News BFloat16 Deep Dive: ARM Brings BF16 Deep Learning Data Format to ARMv8-A

Nice article. It's good to see this sort of content, on the site.

a number thus contains three pieces of information: its sign, its mantissa (which itself can be positive or negative) and the exponent.
Um, I think you meant to say the exponent can itself be positive or negative. The sign bit applies to the mantissa, but the exponent is biased (i.e. so that an 8-bit exponent of 127 is 0, anything less than that is negative, and anything greater is positive).

To make matters simple, IEEE has standardized several of these floating-point number formats for computers
You could list the IEEE standard (or even provide a link), so that people could do some more reading, themselves. I applaud your efforts to explain these number formats, but grasping such concepts from quite a brief description is a lot to expect of readers without prior familiarity. To that end, perhaps the Wikipedia page is a reasonable next step for any who're interested:


Nvidia recognized this trend early on (possibly aided by its mobile aspirations at the time) and introduced half-precision support in Maxwell in 2014 at twice the throughput (FLOPS) of FP32.
That's only sort of true. Their Tegra X1 is the only Maxwell-derived architecture to have it. And of Pascal (the following generation), the only chip to have it was the server-oriented P100.

In fact, Intel was first to the double-rate fp16 party, with their Gen8 (Broadwell) iGPU!

AMD was a relative late-comer, only adding full support in Vega. However, a few generations prior, they had load/save support for fp16, so that it could be used as the in-memory representation while actual computations continued to use full fp32.

It could be noted that use of fp16 in GPUs goes back about a decade further, when people had aspirations of using it for certain graphical computations (think shading or maybe Z-buffering, rather than geometry). And that format was included in the 2008 version of the standard.
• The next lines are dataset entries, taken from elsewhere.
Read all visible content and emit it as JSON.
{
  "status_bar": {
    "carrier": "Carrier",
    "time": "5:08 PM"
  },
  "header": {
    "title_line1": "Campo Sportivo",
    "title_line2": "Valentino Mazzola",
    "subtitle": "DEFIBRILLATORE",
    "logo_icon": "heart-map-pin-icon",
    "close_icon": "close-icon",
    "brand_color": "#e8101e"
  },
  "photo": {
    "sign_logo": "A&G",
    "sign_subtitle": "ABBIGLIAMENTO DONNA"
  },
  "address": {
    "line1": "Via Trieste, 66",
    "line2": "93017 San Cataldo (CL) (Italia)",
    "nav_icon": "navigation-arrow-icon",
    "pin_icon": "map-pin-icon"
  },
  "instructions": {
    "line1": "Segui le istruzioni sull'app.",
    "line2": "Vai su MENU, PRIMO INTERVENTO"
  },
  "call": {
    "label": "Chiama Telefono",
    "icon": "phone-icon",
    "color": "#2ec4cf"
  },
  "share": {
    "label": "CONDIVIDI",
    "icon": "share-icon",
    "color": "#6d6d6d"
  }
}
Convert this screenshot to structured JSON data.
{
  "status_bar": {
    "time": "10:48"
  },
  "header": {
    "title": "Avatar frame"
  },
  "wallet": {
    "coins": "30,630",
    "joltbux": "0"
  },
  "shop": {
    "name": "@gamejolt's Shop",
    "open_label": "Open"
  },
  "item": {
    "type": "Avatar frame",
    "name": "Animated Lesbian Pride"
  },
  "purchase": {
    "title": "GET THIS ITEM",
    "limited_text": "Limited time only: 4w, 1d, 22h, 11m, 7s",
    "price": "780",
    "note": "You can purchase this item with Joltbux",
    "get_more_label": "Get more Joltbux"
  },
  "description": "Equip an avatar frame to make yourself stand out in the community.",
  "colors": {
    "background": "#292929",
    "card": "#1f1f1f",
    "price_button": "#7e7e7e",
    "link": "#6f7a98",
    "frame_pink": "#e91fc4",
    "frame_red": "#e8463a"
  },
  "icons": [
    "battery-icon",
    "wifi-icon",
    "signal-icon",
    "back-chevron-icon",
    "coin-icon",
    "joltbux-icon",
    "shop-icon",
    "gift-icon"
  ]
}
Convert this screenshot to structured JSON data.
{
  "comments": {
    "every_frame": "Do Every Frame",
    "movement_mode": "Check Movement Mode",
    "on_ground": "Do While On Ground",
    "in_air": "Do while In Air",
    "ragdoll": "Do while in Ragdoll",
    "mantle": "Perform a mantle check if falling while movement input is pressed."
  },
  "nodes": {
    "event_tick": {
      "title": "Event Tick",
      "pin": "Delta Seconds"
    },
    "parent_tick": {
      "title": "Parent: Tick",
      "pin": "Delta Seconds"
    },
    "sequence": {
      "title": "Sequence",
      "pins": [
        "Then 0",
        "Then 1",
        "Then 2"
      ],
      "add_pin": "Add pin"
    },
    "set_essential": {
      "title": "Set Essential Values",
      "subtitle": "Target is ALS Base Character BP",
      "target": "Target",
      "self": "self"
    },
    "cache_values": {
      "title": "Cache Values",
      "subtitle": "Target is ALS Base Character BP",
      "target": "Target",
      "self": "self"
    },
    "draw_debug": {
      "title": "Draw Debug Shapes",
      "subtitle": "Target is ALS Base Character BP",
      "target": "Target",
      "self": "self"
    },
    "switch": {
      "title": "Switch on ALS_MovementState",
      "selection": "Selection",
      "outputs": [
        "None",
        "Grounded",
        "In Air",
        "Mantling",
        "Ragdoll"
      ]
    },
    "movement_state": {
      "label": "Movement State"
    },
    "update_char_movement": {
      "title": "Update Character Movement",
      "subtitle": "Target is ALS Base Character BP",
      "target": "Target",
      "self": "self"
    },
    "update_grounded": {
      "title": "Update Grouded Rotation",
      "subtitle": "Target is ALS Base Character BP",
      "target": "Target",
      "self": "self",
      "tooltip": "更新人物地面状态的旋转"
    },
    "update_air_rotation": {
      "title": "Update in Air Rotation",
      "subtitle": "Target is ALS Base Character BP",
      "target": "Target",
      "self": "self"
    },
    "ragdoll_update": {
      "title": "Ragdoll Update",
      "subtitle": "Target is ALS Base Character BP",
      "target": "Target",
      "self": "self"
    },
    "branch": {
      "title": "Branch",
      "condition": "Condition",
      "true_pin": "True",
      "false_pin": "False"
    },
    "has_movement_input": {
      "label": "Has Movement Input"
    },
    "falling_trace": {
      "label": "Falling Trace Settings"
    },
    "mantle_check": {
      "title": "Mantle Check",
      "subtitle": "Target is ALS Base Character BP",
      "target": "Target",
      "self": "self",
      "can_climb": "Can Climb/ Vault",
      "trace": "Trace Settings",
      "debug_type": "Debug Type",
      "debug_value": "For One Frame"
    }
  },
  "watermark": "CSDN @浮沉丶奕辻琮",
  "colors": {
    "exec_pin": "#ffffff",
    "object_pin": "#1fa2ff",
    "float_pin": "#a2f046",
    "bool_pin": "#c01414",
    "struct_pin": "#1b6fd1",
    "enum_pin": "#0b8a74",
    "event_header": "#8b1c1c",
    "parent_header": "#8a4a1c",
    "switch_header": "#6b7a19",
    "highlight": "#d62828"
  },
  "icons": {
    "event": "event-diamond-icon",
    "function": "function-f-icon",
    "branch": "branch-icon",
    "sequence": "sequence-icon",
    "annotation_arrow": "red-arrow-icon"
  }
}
Unfortunately, there was sort of a chicken-and-egg problem, with GPUs adding only token hardware support for it and therefore few games bothered to use it.

aHR0cDovL21lZGlhLmJlc3RvZm1pY3JvLmNvbS9GL0wvODQ5NDQxL29yaWdpbmFsLzE5MDkwMl9iZmxvYXQxNi5wbmc=


This is a nice diagram, but It would've been interesting to see FP16 aligned on the exponent-fraction boundary.

hardware area (number of transistors) scales roughly with the square of the mantissa width
Important point - thanks for mentioning.

The elements of a Flexpoint tensor are (16-bit) integers, but they have a shared (5-bit) exponent whose storage and communication can be amortized over the whole tensor
As a side note, there are some texture compression formats like this. Perhaps that's where they got the idea?

ARM too has not followed FP32 rigorously and instead introduced some simplifications.
Specific to BFloat16 instructions, right? Otherwise, I believe ARMv8A is IEEE 754-compliant.

The new BF16 instructions will be included in the next update of the Armv8-A instruction set architecture. Albeit not yet announced, this would be ARMv8.5-A. They should find its way to ARM processors from its partners after that.
This strikes me as a bid odd. I just don't see people building AI training chips out of ARMv8A cores. I suppose people can try, but they're already outmatched.
 
Nice article. It's good to see this sort of content, on the site.
Thanks.

Um, I think you meant to say the exponent can itself be positive or negative.
Correct.

That's only sort of true. Their Tegra X1 is the only Maxwell-derived architecture to have it. And of Pascal (the following generation), the only chip to have it was the server-oriented P100.

In fact, Intel was first to the double-rate fp16 party, with their Gen8 (Broadwell) iGPU!

(...)
Good comment, P100 indeed introduced it for deep learning, not so much Maxwell.
As a side note, there are some texture compression formats like this. Perhaps that's where they got the idea?
I think they just tried to come up with a scheme to be able to use integer hardware instead of FP.


Specific to BFloat16 instructions, right? Otherwise, I believe ARMv8A is IEEE 754-compliant.
Yes, I was talking about the new BF16 instructions.


This strikes me as a bid odd. I just don't see people building AI training chips out of ARMv8A cores. I suppose people can try, but they're already outmatched.
I guess we'll see. Arm is adding the support, so someone will use it eventually, I'd imagine.
 
  • Like
Reactions: bit_user
I guess we'll see. Arm is adding the support, so someone will use it eventually, I'd imagine.
My guess is that ARM got requests for it, a couple years ago, in the earlier days of the AI boom. Sometimes, feature requests take a while to percolate through the product development pipeline and, by the time they finally reach the market, everybody has moved on.

That's sort of how I see AMD's fumbling with deep learning features, only they've done a little bit better. For a couple generations, they managed to leap-frog Nvidia's previous generation, but were well-outmatched by their current offering. So, I'm wondering whether AMD will either get serious about building a best-in-class AI chip, or just accept that they missed the market window and back away from it.